说话时,她不停的伸手去理刘海、鬓发,还频频伸舌头舔干燥的嘴唇,紧张之态溢于言表。
“我吃了你送来的米饭,味道很不错,以前学过?”
赵福生见她紧张,并没有单刀直入的发问,而是迂回从闲话开始聊起。
做饭显然是陈多子擅长的事,她立马就放松了许多,原本僵硬的双肩也松懈了少许,脸上露出笑意:
“是,这黄焖米饭是我们通州曹阳县的特色,我爹娘搬到徐州后,隔壁邻居老家也是通州曹阳县的,他是卖黄米饭、豆腐脑、卤面为生,闲暇时我总去他家替他娘子打下手,他教了我一些。”
这一句话透出一些陈多子的生平讯息。
丁大同说她年幼时过得不好,但她性情应该是勤劳温顺,所以惹人喜欢,在厨艺上也颇有天份,才会让以贩卖食物为生的邻居愿意教她两手,不怕她将招牌学了去,继而抢自己生意。
“后来我学会后也帮他做些饭食,他给我些余钱——”这一段时光对陈多子来说应该还算不错,她提起时情不自禁的露出笑意。

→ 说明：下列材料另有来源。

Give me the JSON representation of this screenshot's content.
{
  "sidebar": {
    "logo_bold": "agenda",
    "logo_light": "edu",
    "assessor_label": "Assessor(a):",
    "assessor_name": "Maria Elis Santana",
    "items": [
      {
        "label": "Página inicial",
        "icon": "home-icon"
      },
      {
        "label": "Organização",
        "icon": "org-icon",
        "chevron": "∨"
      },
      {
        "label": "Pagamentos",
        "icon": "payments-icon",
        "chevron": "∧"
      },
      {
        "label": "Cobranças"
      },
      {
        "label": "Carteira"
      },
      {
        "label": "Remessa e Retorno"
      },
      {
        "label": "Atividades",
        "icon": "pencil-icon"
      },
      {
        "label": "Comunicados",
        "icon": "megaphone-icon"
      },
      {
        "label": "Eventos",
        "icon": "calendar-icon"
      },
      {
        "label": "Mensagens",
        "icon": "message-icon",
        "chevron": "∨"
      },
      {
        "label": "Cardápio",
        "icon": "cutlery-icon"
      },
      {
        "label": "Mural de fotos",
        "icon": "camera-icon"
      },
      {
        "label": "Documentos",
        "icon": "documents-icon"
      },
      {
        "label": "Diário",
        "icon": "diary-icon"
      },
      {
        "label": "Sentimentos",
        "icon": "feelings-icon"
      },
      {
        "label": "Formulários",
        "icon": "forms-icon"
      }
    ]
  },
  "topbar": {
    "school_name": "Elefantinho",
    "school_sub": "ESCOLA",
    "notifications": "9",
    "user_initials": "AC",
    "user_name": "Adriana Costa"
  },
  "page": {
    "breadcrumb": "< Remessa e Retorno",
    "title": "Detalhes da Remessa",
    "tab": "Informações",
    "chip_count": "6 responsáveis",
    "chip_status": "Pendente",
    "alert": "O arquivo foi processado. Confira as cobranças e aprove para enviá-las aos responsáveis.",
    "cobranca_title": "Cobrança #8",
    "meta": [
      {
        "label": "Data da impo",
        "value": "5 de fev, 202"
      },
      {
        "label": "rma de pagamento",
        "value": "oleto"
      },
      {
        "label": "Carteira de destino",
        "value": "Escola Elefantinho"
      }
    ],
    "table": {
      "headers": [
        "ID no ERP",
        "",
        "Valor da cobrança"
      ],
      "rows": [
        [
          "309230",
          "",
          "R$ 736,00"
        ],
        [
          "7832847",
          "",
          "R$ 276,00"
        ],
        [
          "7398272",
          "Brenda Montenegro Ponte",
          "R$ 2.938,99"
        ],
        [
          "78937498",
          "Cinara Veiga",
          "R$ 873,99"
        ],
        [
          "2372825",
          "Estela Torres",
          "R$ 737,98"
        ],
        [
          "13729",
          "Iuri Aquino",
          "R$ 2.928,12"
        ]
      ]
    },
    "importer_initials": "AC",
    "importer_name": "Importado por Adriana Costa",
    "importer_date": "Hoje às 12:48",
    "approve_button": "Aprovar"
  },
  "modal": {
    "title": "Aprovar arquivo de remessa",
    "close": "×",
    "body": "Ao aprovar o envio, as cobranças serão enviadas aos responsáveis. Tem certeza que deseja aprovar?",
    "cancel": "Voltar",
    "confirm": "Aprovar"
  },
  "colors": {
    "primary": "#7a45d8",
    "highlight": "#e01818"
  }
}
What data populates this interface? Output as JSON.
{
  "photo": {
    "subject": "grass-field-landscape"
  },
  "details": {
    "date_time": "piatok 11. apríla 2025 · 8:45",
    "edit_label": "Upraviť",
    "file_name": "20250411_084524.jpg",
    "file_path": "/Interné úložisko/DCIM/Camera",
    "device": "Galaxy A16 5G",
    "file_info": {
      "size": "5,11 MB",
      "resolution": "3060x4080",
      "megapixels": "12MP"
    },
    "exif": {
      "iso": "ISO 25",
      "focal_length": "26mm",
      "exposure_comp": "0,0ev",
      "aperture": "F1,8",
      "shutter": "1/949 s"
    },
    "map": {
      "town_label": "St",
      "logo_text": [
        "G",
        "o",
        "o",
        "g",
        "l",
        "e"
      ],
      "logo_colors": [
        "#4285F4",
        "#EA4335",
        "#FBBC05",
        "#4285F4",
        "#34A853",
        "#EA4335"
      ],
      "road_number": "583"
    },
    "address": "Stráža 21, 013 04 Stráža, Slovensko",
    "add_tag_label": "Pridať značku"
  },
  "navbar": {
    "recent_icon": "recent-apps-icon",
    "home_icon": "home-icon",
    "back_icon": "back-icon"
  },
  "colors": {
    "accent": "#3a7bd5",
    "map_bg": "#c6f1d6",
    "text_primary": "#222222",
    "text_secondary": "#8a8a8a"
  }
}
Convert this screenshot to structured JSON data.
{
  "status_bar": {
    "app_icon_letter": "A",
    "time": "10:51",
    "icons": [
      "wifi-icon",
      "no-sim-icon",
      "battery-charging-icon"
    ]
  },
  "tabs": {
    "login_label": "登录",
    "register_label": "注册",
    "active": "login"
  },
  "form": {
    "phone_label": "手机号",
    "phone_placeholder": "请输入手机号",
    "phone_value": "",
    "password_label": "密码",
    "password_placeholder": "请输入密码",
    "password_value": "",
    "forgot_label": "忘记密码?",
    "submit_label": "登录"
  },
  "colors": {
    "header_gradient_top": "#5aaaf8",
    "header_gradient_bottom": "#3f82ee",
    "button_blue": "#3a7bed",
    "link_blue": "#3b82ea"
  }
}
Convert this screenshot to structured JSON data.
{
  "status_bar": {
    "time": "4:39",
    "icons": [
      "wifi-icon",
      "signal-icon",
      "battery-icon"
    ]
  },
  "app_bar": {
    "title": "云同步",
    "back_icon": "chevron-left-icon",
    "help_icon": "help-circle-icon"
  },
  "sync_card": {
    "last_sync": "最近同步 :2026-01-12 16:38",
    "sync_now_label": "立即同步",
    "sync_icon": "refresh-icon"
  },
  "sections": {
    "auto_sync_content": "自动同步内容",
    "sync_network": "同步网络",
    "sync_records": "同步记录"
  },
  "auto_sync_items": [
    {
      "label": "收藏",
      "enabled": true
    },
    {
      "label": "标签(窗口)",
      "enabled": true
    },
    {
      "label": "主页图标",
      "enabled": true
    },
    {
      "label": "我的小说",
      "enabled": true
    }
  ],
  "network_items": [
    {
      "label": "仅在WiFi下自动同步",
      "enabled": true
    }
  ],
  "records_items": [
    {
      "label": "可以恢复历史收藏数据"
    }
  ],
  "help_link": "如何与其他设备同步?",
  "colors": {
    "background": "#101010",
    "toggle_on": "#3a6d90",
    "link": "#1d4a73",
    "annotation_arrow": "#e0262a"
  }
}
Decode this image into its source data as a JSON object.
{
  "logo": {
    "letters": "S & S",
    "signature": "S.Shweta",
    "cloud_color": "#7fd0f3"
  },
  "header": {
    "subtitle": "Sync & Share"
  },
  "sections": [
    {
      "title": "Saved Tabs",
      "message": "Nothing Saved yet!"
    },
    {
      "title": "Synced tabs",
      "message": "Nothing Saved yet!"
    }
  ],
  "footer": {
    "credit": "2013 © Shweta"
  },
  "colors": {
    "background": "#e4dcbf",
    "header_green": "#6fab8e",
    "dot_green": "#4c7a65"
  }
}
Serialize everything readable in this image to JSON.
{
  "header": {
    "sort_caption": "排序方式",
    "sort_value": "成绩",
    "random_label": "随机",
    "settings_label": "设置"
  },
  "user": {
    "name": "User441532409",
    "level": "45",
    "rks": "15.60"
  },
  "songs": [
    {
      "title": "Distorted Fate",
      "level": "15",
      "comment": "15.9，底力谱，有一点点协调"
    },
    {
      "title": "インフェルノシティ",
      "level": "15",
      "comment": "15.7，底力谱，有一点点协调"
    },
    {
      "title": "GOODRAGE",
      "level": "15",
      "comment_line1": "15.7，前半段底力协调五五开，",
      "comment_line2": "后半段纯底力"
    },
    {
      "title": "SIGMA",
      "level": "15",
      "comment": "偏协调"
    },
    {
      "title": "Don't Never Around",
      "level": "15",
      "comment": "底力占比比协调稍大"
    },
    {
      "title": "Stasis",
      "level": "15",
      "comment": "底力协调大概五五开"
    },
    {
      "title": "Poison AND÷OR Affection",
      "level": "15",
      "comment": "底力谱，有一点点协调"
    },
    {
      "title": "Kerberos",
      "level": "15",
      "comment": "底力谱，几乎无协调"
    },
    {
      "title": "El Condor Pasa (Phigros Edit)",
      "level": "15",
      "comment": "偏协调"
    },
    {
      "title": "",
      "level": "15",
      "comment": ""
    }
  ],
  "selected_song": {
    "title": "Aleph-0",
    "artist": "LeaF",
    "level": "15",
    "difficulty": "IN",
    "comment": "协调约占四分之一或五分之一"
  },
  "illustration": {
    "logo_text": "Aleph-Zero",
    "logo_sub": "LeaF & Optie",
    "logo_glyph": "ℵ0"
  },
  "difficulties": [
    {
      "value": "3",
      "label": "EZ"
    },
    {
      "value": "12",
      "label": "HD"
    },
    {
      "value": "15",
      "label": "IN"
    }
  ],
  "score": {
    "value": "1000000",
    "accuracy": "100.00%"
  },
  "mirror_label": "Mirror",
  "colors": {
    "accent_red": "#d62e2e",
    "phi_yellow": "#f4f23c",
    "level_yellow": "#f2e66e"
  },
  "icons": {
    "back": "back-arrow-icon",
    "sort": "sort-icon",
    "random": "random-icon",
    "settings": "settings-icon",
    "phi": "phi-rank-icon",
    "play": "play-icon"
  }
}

“之后我进了卢家,也做一些家常小食,侍候爷、太太,太太也喜欢这黄米饭,后来的时光旁的吃不下,说幸亏有我做的黄米饭——”
她说着说着,突然意识到自己跑题了,又感到不安,连忙并紧了双腿:
“对不住了大人,我是不是说多了?”
“没有。”
赵福生笑着摇头,顺着她的话问:
“你进卢家时是几岁?听丁大同说,卢育和的妻子那会儿是身体不太好了?”
“是。”陈多子连忙点头:
“我进卢家时刚17——”她低垂下头,几缕刘海垂落在她额头处,显得她面容颇秀气:
“那会儿太太身体是不大好。”
“她与卢育和是生育了一个女儿?”赵福生问完,见陈多子点头后,明知故问:
“叫什么名字?”
“珠儿。”陈多子脱口而出:
“卢珠儿。”
她已经逐渐恢复了平静,不再像先前一样紧张了。
“你嫁进去时她多大?”赵福生再问。